Politique et Syndicalisme

Les retards de paiement des aides PAC cristallisent la colère des syndicats

Les syndicats perdent patience face aux retards de paiement des aides Pac. Et le calendrier qui leur a été envoyé par le ministère de l’Agriculture à la mi-mai, n’a rien apaisé.

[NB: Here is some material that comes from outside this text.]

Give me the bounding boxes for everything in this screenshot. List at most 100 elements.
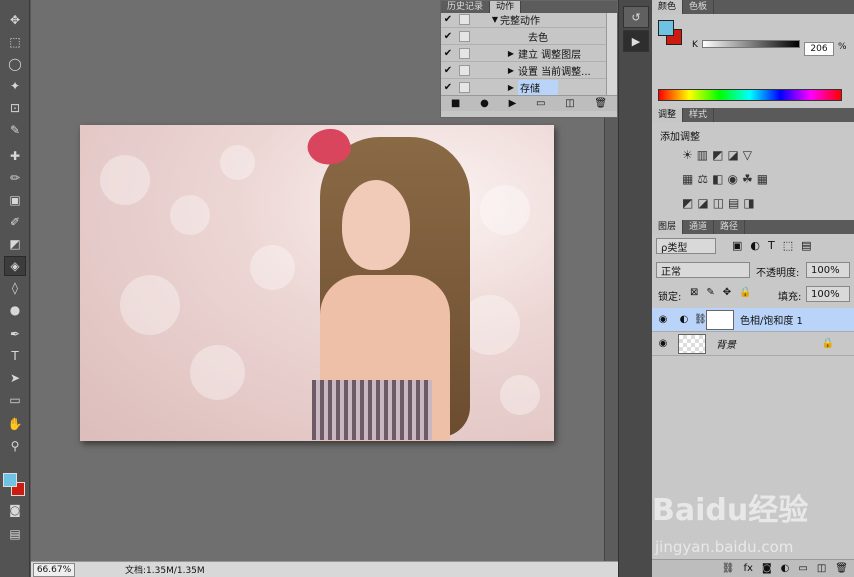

Alors que les aides Pac 2015 n’ont toujours pas été soldées, celles de 2016 semblent déjà poser problème. Face aux difficultés et la colère qui gronde chez les agriculteurs, François Hollande s’emparait du sujet et annonçait, le 9 mai à l’occasion de l’inauguration de la Halle Bio à Rungis, les échéances de versement. Les aides Pac 2015 seront soldées « avant la fin de cet été », affirmait-il. Quant à la campagne Pac 2016, « une avance de trésorerie correspondant à 90 % des montants attendus par les agriculteurs, soit 6 milliards d’euros, sera liquidé sur les fonds nationaux avant le 15 octobre ». Un effort souligné par les services du ministère de l’Agriculture, qui rappellent que le calendrier « habituel » prévoit une avance de 50 % seulement.
Si l’on se penche sur le document diffusé par le ministère de l’Agriculture, il apparaît que l’été 2016 se terminera bien tard…

« La fin de cet été » prévue en décembre ?

Si la plupart des aides 2015 sont effectivement soldées le 10 septembre (aides découplées « pour le cas général » et ICHN), certaines le seront plus tardivement : aides découplées pour les dossiers « complexes » au 15 octobre, aides couplées végétales simples et veau sous la mère « d’ici fin septembre », autres aides couplées végétales « au plus tard fin octobre », assurance récolte « fin octobre », aides bio et MAEC « entre octobre et décembre ».

La FNSEA dénonce une « Pacophonie » et accuse l’administration française de « faute au regard de la situation d’extrême désespoir qui touche déjà de nombreux paysans ». La Confédération paysanne et la Coordination rurale rappellent de leur côté que les agriculteurs en redressement judiciaire sont toujours exclus des avances de trésoreries.
Pour les aides Pac 2016, « on se rapproche peu à peu d’un calendrier normal », estime-t-on au ministère de l’Agriculture. Les syndicats ne semblent pas satisfaits pour autant. Alors que les déclarations 2016 sont ouvertes depuis le 1er avril, les agriculteurs sont encore dans le flou. « Télépac n’est pas complètement mis à jour », regrette la Confédération paysanne qui déplore en outre « le travail administratif […] sous-traité à l’étranger ». Elle s’alarme également quant aux aides bio et MAEC, estimant que « les enveloppes du second pilier » sont « déjà épuisées alors qu’elles devaient servir jusqu’en 2020 ».

Pour un « calendrier ferme et définitif »

La FNSEA estime, quant à elle, que « l’Europe est un bouc émissaire facile ». Lassée des paiements « sans cesse reportés », elle exige désormais « un calendrier ferme et définitif qu’il appartient au ministre de l’Agriculture de faire respecter coûte que coûte ». La Coordination rurale menace de son côté de « saisir le défenseur des droits, afin de faire valoir ceux des agriculteurs envers qui l’État est devenu mauvais payeur ».
La pression est sur les épaules de Stéphane Le Foll. François Hollande lui a d’ailleurs demandé « d’être très attentif à ce que ce calendrier soit respecté ».